More specifically, each one end of each three of these branching fibers 27 
is bound together as shown, and the bound ends are fused together by 
heating using a mold to make cylindrical bound portions 28 which are 
identical in diameter to the output fibers 22a-22d. As shown in FIG. 4, 
each one end surface 27a of three branching fibers 27 is shaped into a 
sector of a certain area such that the three end surfaces 27a form the 
circular end surfaces 29 of each bound portion 28. The end surfaces 29 of 
these bound portions 28 are bonded to the end surfaces 24a-24d, 
respectively, of the output fibers 22a-22d with adhesive, although they 
are shown in spaced apart relation for the sake of illustration. In 
discussing three branching optical fibers 27 joined to the output fiber 
22a, the bound portion 28 branches into the three fibers 27 the other end 
surfaces 27b of which are joined to the end surfaces 25b, 25c, 25d, 
respectively, of all the input fibers 23b, 23c, 23d except for the input 
fiber 23a that forms a pair with the output fiber 22a. The branching 
fibers 27 which are joined to the other outputs fibers 22b, 22c, 22d are 
also connected in the same way. 
Also, the other ends of the three branching fibers 27 are joined to the 
input fibers 23a, 23b, 23c, 23d by heating and binding together these ends 
using a mold to form cylindircal bound portions 30 having substantially 
the same diameter as the input fibers 23a-23d. As shown in FIG. 5, in the 
end surface 31 of each bound portion 30, the other end surfaces 27b of the 
three branching fibers 27 are each shaped into a sector of a certain area 
so that they may form a circle. The other end surfaces 27b are joined to 
the input fibers 23a-23d, respectively. 
The operation of the star-shaped coupler 21 constructed as described above 
is now described. As an example, a light signal which is passed through 
the output optical fiber 22a after it is emitted by an input-output device 
goes out of the end surface 24a, and then it enters the corresponding end 
surface 29 of the bound portion of the star-shaped coupler 26. Because 
this end surface 29 is tightly coupled to the end surface 24a of the 
output fiber 22a and has substantially the same diameter as the end 
surface 24a, only a small fraction of the light quantity is lost when the 
light enters the end surface 29. Then, the light signal is divided into 
three, which then travel through the branching fibers 27. Subsequently, 
the divided light signals exit from the other end surfaces 27b of the 
branching fibers 27 which lie in three different bound portions 30. Then, 
the light signals enter the end surfaces 25b, 25c, 25d, respectively, of 
the input fibers 23b, 23c, 23d, and they pass through these single-core 
fibers 23b, 23c, 23d. Finally, the signals are furnished to three 
input-output devices which are not connected with the output fiber 22a. 

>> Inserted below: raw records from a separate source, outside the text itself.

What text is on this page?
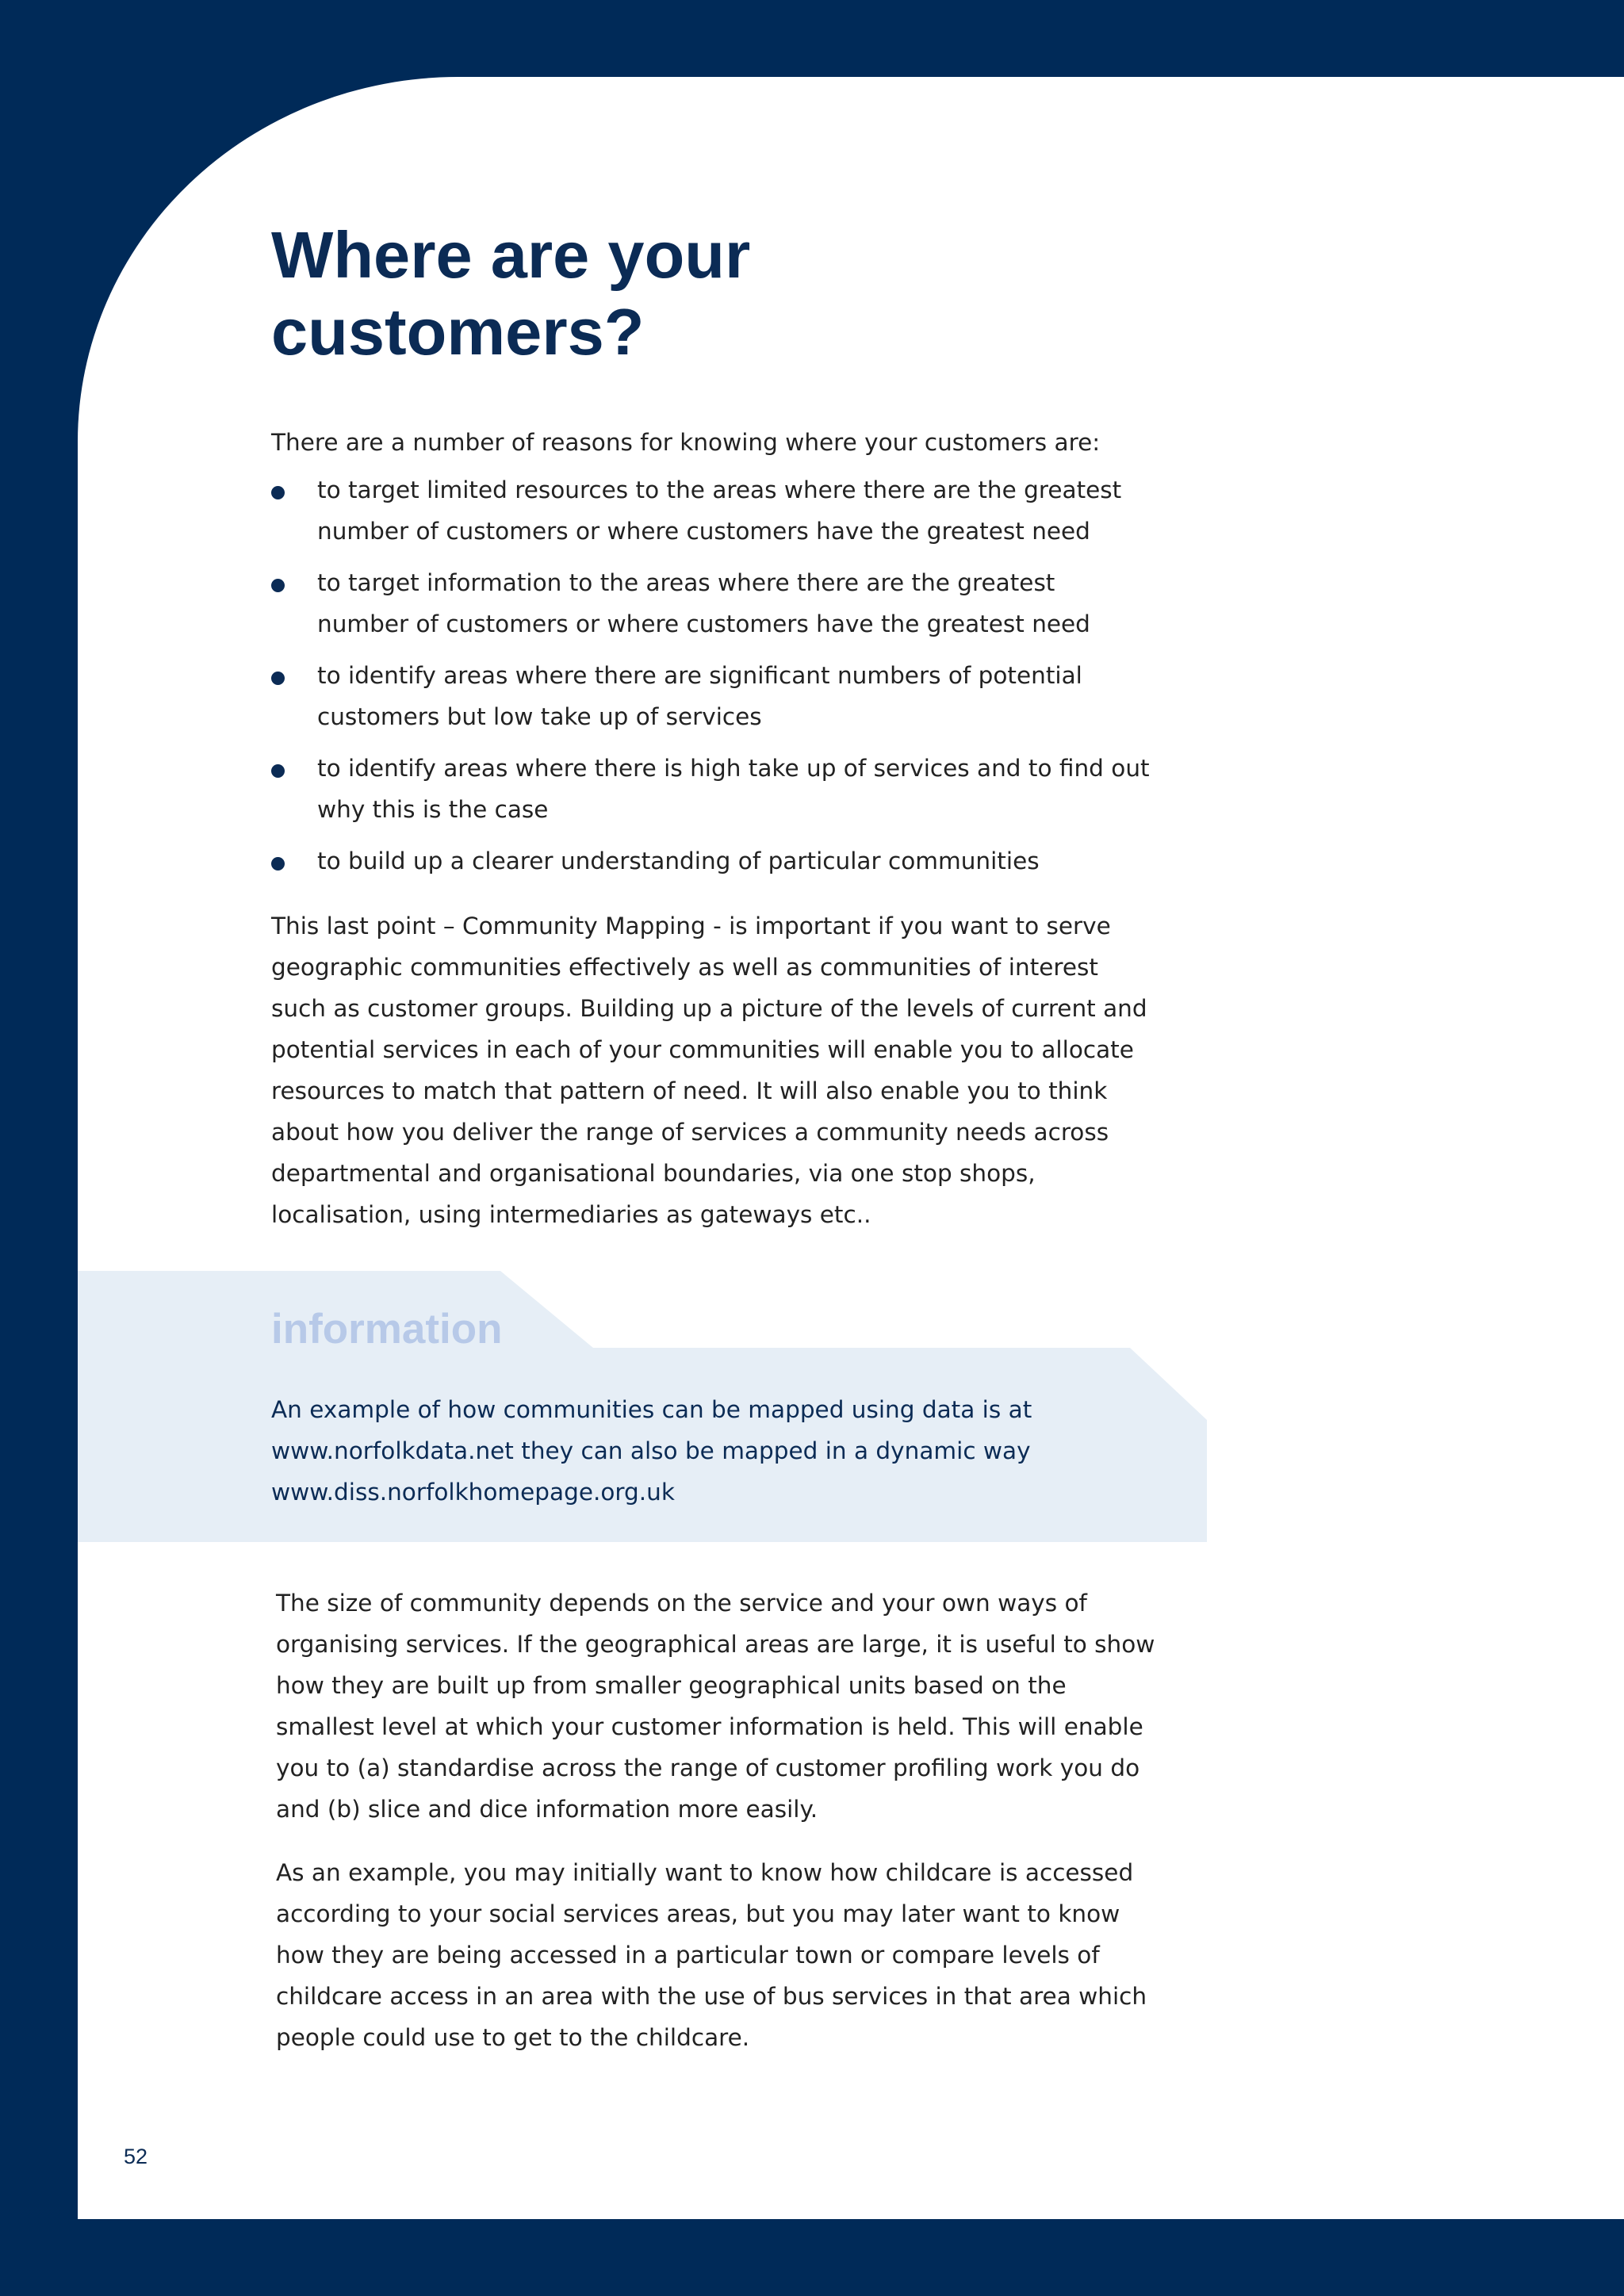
Where are your customers?

There are a number of reasons for knowing where your customers are:

to target limited resources to the areas where there are the greatest number of customers or where customers have the greatest need
to target information to the areas where there are the greatest number of customers or where customers have the greatest need
to identify areas where there are significant numbers of potential customers but low take up of services
to identify areas where there is high take up of services and to find out why this is the case
to build up a clearer understanding of particular communities

This last point – Community Mapping - is important if you want to serve geographic communities effectively as well as communities of interest such as customer groups. Building up a picture of the levels of current and potential services in each of your communities will enable you to allocate resources to match that pattern of need. It will also enable you to think about how you deliver the range of services a community needs across departmental and organisational boundaries, via one stop shops, localisation, using intermediaries as gateways etc..

information

An example of how communities can be mapped using data is at www.norfolkdata.net they can also be mapped in a dynamic way www.diss.norfolkhomepage.org.uk

The size of community depends on the service and your own ways of organising services. If the geographical areas are large, it is useful to show how they are built up from smaller geographical units based on the smallest level at which your customer information is held. This will enable you to (a) standardise across the range of customer profiling work you do and (b) slice and dice information more easily.

As an example, you may initially want to know how childcare is accessed according to your social services areas, but you may later want to know how they are being accessed in a particular town or compare levels of childcare access in an area with the use of bus services in that area which people could use to get to the childcare.

52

The light signals from the other output fibers 22b, 22c, 22d are 
propagated in the same manner. Thus, employment of the novel star-shaped 
coupler 26 eliminates the possibility that the light signal emitted by any 
one input-output device returns to it. It is now assumed that the quantity 
of light emitted from each of the output fibers 22a-22d is equal to 
A.sub.0 and that all the losses other than the branching loss such as 
propagation loss can be neglected. Then, the quantity of light entering 
each of the input fibers 23a-23d is A.sub.0 /3. It can be seen that the 
loss due to branching is reduced as compared with the similar conventional 
devices by comparing this with the conventional cases where the quantity 
of the incident light is A.sub.0 /4. 
Although the star-shaped coupler 26 described in the above embodiment is 
designed to correspond to four input-output devices, it is obvious that 
the inventive coupler can be designed to correspond to any number of 
input-output devices. 
As thus far described, the coupler according to the invention is capable of 
distributing the light signal emitted from any one of input-output devices 
among the others without allowing the signal to reenter the device, thus 
reducing the loss due to the branching of light. Hence, the propagation 
loss of light signal can be reduced.